Saturday, July 27, 2024

In Strasbourg, France, Santa-capped teddy bears adorn a restaurant’s facade, while stuffed polar bears adorn another building. The central medieval quarter is turned into a Christmas maze, illuminated by curtains of lights above cobblestone lanes lined with food and gift stalls. In Place Kléber, lights on a nearly 100-foot-tall Christmas tree flash and glow, synchronized to carols. Christmas markets across Europe pop up like fairy-dusted street fairs, with temporary chalet-style shops selling everything from handmade ceramics to warmed wine and abundant food. Visitors shuffle among the merry warrens, holding their cellphone cameras high. River cruises on the Rhine, Danube, or Main, spending roughly $2,000 to $4,000 a week, are also a popular way to visit the markets in France, Germany, Switzerland, and beyond.

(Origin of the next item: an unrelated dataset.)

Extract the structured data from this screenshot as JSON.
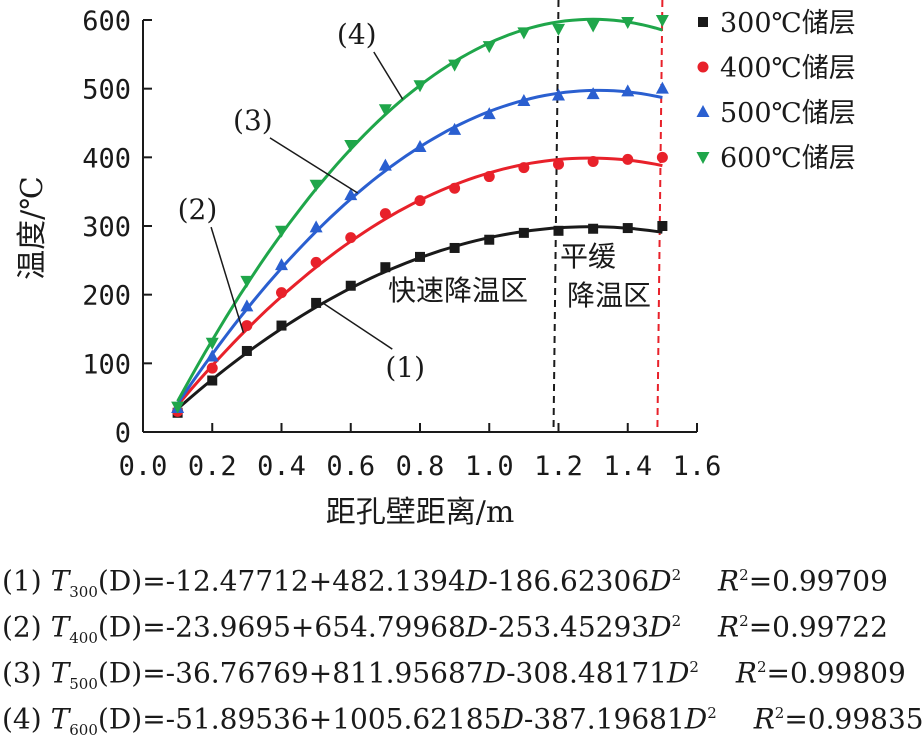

Trains also provide access to market cities and towns along the Rhine, through the Alsace region of France. With train travel, it is possible to spend roughly $300 on trains, splitting six nights between lively Strasbourg and popular Colmar at Airbnbs that averaged $180 a night. The old town in Strasbourg hosts more than a dozen markets in plazas and pedestrian lanes, drawing two to three million visitors throughout the season. Visitors shuffle among the merry warrens, holding their cellphone cameras high and taking advantage of the food and gifts for sale. Craft villages also set the eco-conscious Marché Off apart. Basel offers less commercial markets, including a Christmas tree-filled Fairy Tale Forest, with craft activities such as gingerbread decorating and a children’s train. The markets in Colmar are known for their food stalls and their variety of museums. The Bartholdi Museum is devoted to native son Frédéric-Auguste Bartholdi, the sculptor of the Statue of Liberty. Over a few weekends in the heart of the market season, Christmas buses ply a course from Colmar to a series of villages on the Alsace Wine Route, including Riquewihr and Kaysersberg. Local trains also reach some of the more remote Christmas-circuit towns. When my train to Obernai was canceled at an intermediate station in Sélestat, I discovered its festival over the 50-minute delay, time to have a 1.50-euro pretzel and learn that the oldest written record of the Christmas tree was in Sélestat in 1521.